Le Dr Machefaux plaide l’initiative bien intentionnée : OUTrans va saisir l’Ordre des médecins

Paris, le 27 septembre 2018

Communiqué de presse
Réaction à la réponse du Dr Machefaux, suite à la plainte déposée à son encontre

Le 18 septembre dernier, l’association d’autosupport trans OUTrans déposait auprès de la CNIL une plainte visant les pratiques du Dr Machefaux, psychiatre à l’hôpital Saint-Anne à Paris et membre de l’équipe parisienne de la SoFECT.

Face à cette annonce, le Dr Machefaux a rédigé une réponse dont OUTrans a pu prendre connaissance. Nous souhaitons revenir sur ce tissu d’hypocrisies qui, sous couvert d’excuse sincère sur la forme du questionnaire, éclipse la réalité profondément dérangeante des pratiques du Dr Machefaux – et plus largement, des praticiens qui se retrouvent dans une approche psychiatrisée de l’accompagnement des personnes trans.

De fait, si le Dr Machefaux se réfugie derrière les termes d’ « incongruence de genre », apparus dans la nouvelle Classification internationale des maladies (CIM-11) pour remplacer la « dysphorie de genre » au chapitre des troubles ayant trait à la santé sexuelle, il demeure résolument ancré dans la perspective pathologisante largement dénoncée par les associations trans au-delà des variations terminologiques.

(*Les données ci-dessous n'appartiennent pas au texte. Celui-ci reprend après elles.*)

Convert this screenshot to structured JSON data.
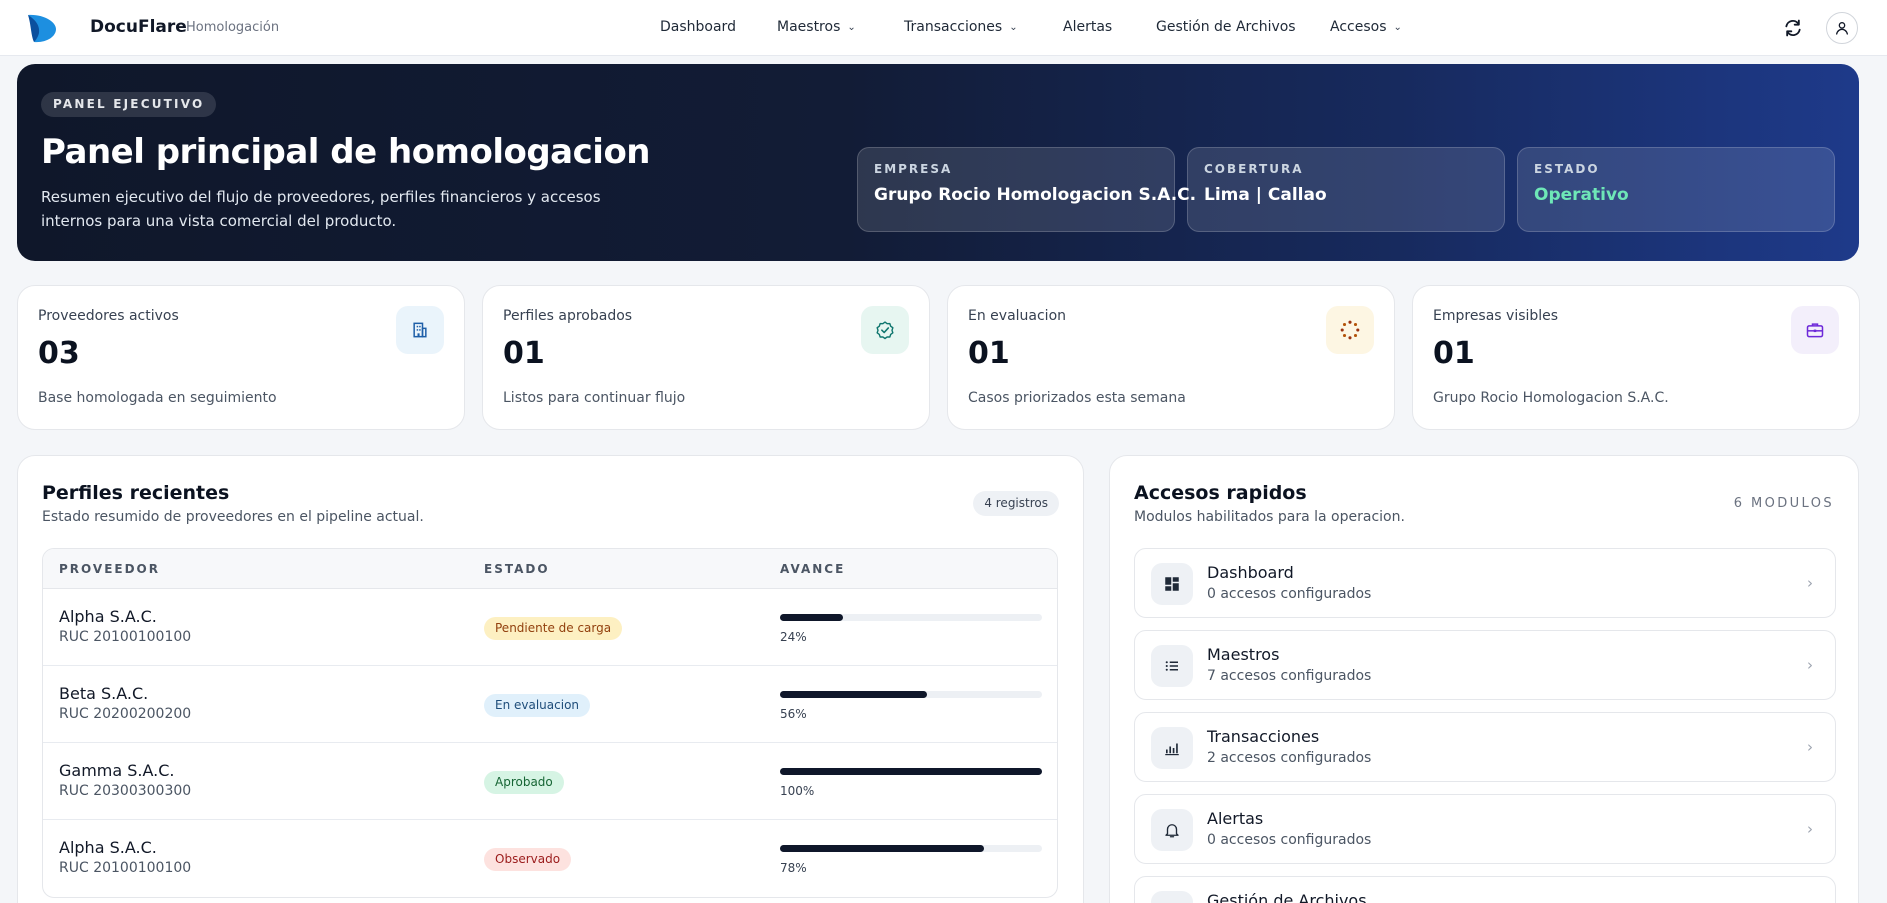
{
  "app": {
    "brand": "DocuFlare",
    "environment": "Homologación",
    "colors": {
      "brand": "#1d8fe0",
      "accent": "#0f172a",
      "ok": "#6ee7b7"
    }
  },
  "nav": {
    "items": [
      {
        "label": "Dashboard",
        "has_dropdown": false
      },
      {
        "label": "Maestros",
        "has_dropdown": true
      },
      {
        "label": "Transacciones",
        "has_dropdown": true
      },
      {
        "label": "Alertas",
        "has_dropdown": false
      },
      {
        "label": "Gestión de Archivos",
        "has_dropdown": false
      },
      {
        "label": "Accesos",
        "has_dropdown": true
      }
    ],
    "icons": [
      "sync-icon",
      "user-icon"
    ]
  },
  "hero": {
    "badge": "PANEL EJECUTIVO",
    "title": "Panel principal de homologacion",
    "description": "Resumen ejecutivo del flujo de proveedores, perfiles financieros y accesos internos para una vista comercial del producto.",
    "cards": [
      {
        "label": "EMPRESA",
        "value": "Grupo Rocio Homologacion S.A.C."
      },
      {
        "label": "COBERTURA",
        "value": "Lima | Callao"
      },
      {
        "label": "ESTADO",
        "value": "Operativo"
      }
    ]
  },
  "stats": [
    {
      "label": "Proveedores activos",
      "value": "03",
      "note": "Base homologada en seguimiento",
      "icon": "building-icon"
    },
    {
      "label": "Perfiles aprobados",
      "value": "01",
      "note": "Listos para continuar flujo",
      "icon": "verified-badge-icon"
    },
    {
      "label": "En evaluacion",
      "value": "01",
      "note": "Casos priorizados esta semana",
      "icon": "loading-icon"
    },
    {
      "label": "Empresas visibles",
      "value": "01",
      "note": "Grupo Rocio Homologacion S.A.C.",
      "icon": "briefcase-icon"
    }
  ],
  "profiles": {
    "title": "Perfiles recientes",
    "subtitle": "Estado resumido de proveedores en el pipeline actual.",
    "count": "4 registros",
    "columns": [
      "PROVEEDOR",
      "ESTADO",
      "AVANCE"
    ],
    "rows": [
      {
        "name": "Alpha S.A.C.",
        "ruc": "RUC 20100100100",
        "status": "Pendiente de carga",
        "progress": 24,
        "progress_label": "24%"
      },
      {
        "name": "Beta S.A.C.",
        "ruc": "RUC 20200200200",
        "status": "En evaluacion",
        "progress": 56,
        "progress_label": "56%"
      },
      {
        "name": "Gamma S.A.C.",
        "ruc": "RUC 20300300300",
        "status": "Aprobado",
        "progress": 100,
        "progress_label": "100%"
      },
      {
        "name": "Alpha S.A.C.",
        "ruc": "RUC 20100100100",
        "status": "Observado",
        "progress": 78,
        "progress_label": "78%"
      }
    ]
  },
  "quick_access": {
    "title": "Accesos rapidos",
    "subtitle": "Modulos habilitados para la operacion.",
    "count": "6 MODULOS",
    "items": [
      {
        "title": "Dashboard",
        "sub": "0 accesos configurados",
        "icon": "dashboard-icon"
      },
      {
        "title": "Maestros",
        "sub": "7 accesos configurados",
        "icon": "list-icon"
      },
      {
        "title": "Transacciones",
        "sub": "2 accesos configurados",
        "icon": "bar-chart-icon"
      },
      {
        "title": "Alertas",
        "sub": "0 accesos configurados",
        "icon": "bell-icon"
      },
      {
        "title": "Gestión de Archivos",
        "sub": "",
        "icon": "folder-icon"
      }
    ]
  }
}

À lire le Dr Machefaux, sa « lettre de présentation » – un véritable interrogatoire de six pages, qui enjoint toute personne demandeuse de rendez-vous de « décrire… [sa] vie depuis [ses] premières années jusqu’à ce jour » – aurait eu pour seul objet « d’optimiser et de réduire le temps d’évaluation des intéressés ». C’est reconnaître sans l’avouer que l’orientation sexuelle et l’origine ethnique des membres du foyer constituaient à ses yeux de réels critères d’évaluation parmi d’autres.

Soucieux d’épargner à ses collègues l’embarras d’une telle faute professionnelle, le Dr Machefaux affirme regretter « [n’avoir] malheureusement saisi ni la CNIL, ni le service, le pôle ou l’hôpital […], ni les confrères de l’équipe pluridisciplinaire avec lesquels [il] travaille » : comble de l’étourderie pour un médecin de l’hôpital public, où la prise de décision en collégialité est de mise !

Mais parler de « démarche […] imprudente » et somme toute triviale, au vu de la bonne volonté d’un psychiatre qui se targue de « consacre[r] bénévolement » du temps à l’accompagnement d’une patientèle en détresse, c’est mettre sur le compte de la négligence un acte lourd de conséquences, qui ne vient pas cibler par hasard la population particulièrement précarisée que représentent les personnes trans, souvent résignées face aux étapes à passer pour accéder aux traitements et/ou chirurgies souhaités.

Cet euphémisme éhonté n’atténue en rien la gravité des agissements d’un détenteur de l’autorité institutionnelle, qui ne pouvait en 2018 ignorer l’illégalité de la collecte de données à laquelle il soumettait ses patient·e·s potentiel·le·s.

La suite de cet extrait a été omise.